A tragédia então é inevitável: os inúmeros vetores exponenciam o fator de risco desse tipo de material contaminado, principalmente através do ar, dos alimentos e da água, transformando-nos em alvos iminentes de doenças e outros males.

O Conselho Nacional do Meio Ambiente (CONAMA), preocupado com a questão, expediu a Resolução n° 5/93, estabelecendo padrões de qualidade ambiental em relação ao RSS, em consonância com a NBR 1004 (ABNT), classificando-os em quatro grupos: A – Risco Biológico (sangue e hemoderivados, dentre outros); B – Risco Químico (drogas e resíduos farmacêuticos); C – Risco Radioativo; e D - Comum (os resíduos não enquadrados nos demais grupos). Por essa norma, recomenda o CONAMA a destruição dos materiais enquadrados nos grupos A e B, através de incineração ou esterilização a vapor, de forma a anular suas características físicas, químicas e biológicas; o cumprimento das normas do CNEN (Conselho Nacional de Energia Nuclear) quanto aos resíduos radioativos do grupo C; e a disposição dos demais materiais do grupo D em aterros sanitários.

Posteriormente, o mesmo CONAMA, através da Resolução n° 283/01, permitiu excepcionalmente a possibilidade de disposição dos resíduos do grupo A e B, sem tratamento, em áreas remotas ou de fronteira, obedecendo, porém, a critérios técnicos dos órgãos ambientais.

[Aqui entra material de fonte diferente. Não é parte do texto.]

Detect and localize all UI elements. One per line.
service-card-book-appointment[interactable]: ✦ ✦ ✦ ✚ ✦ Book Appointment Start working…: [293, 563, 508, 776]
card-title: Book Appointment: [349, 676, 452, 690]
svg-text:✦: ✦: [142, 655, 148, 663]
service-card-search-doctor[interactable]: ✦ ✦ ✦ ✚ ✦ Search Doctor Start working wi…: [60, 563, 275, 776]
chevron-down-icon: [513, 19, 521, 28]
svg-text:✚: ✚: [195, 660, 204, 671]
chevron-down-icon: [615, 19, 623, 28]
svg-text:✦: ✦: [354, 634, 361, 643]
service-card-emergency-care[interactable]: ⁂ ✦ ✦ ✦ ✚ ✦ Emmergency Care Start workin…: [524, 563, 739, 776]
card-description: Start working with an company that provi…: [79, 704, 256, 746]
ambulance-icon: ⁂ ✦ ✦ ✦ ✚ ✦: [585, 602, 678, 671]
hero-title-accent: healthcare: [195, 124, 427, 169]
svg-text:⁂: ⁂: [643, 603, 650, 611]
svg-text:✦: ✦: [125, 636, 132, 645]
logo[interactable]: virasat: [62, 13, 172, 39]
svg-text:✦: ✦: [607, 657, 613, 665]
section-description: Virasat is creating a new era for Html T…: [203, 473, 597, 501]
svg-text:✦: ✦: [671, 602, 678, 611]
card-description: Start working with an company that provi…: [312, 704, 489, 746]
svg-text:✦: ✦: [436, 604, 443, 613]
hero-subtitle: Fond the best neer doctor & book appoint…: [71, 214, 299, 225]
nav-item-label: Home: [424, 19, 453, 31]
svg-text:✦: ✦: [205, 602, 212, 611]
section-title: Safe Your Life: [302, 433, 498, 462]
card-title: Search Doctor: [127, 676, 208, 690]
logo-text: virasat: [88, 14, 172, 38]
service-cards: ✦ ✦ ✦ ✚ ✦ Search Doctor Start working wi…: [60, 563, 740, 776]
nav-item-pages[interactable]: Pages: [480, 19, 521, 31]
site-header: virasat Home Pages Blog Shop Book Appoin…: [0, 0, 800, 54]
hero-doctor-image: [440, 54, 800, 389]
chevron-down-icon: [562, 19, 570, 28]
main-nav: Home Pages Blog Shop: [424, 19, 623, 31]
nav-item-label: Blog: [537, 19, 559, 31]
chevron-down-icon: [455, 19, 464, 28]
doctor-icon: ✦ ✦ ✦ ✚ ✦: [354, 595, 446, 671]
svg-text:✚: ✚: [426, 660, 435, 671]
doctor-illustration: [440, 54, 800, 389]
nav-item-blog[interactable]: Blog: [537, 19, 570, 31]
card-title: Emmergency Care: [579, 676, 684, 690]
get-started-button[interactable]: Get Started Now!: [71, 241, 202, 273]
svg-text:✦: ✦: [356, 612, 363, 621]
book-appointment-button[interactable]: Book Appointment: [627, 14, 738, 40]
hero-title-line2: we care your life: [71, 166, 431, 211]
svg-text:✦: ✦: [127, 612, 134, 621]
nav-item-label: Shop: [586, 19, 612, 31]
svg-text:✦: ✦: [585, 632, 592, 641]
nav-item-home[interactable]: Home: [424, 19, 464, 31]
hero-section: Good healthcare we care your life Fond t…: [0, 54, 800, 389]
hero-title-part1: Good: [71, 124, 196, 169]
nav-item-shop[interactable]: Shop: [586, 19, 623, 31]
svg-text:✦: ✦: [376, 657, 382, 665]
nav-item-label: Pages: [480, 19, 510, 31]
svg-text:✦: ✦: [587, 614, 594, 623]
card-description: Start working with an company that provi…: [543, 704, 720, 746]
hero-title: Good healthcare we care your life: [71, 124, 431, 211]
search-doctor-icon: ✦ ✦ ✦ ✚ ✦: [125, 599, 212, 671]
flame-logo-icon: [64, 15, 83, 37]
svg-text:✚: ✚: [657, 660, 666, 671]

Todos esses procedimentos decorrem de dois princípios básicos em direito ambiental: o princípio da precaução e do poluidor pagador (Constituição Brasileira, art. 225).

O primeiro em razão da evidente cautela que todos devemos ter diante da livre disposição desse tipo de resíduo em lixões e sabe-lá-Deus-onde-mais. O segundo porque o gerador do resíduo deve suportar o ônus dele decorrente, pois se aufere os lucros dessa atividade, não pode querer socializar os custos correspondentes. É o que os economistas chamam de externalidades negativas, em razão do qual os produtores hedonistas procuram maximizar seus lucros, repassando os custos para terceiros e para o meio ambiente.

Começaram então a ser discutidos e analisados em todo o Brasil os melhores métodos para o tratamento deste tipo de resíduo, dentre os quais: a) térmicos (microondas, autoclave, incineração, plasma térmico); b) químicos (tratamento com cloro, derivados de cloro); c) radioativos (tratamento com ultravioleta, cobalto 60 e infravermelho); e d) mecânicos (disposição em valas sépticas).

Todas essas técnicas têm vantagens e desvantagens, se confrontados seus custos com a eficiência do tratamento. Em Natal, assim como em outros Municípios, como Recife, optou-se pela incineração, método de eliminação estabelecido na Lei Orgânica de Limpeza Pública e Código do Meio Ambiente do Município.

Nada disso, contudo, era cumprido. Apenas para se ter uma idéia, somente um hospital de Natal tratava seu RSS, mesmo assim pelo sistema de autoclavagem.

Quando me inteirei desses fatos, instaurei um Inquérito Civil e constatei uma verdadeira calamidade, uma histórica retrospectiva de descaso e irresponsabilidade dos Órgãos Públicos com a coleta e tratamento do lixo hospitalar.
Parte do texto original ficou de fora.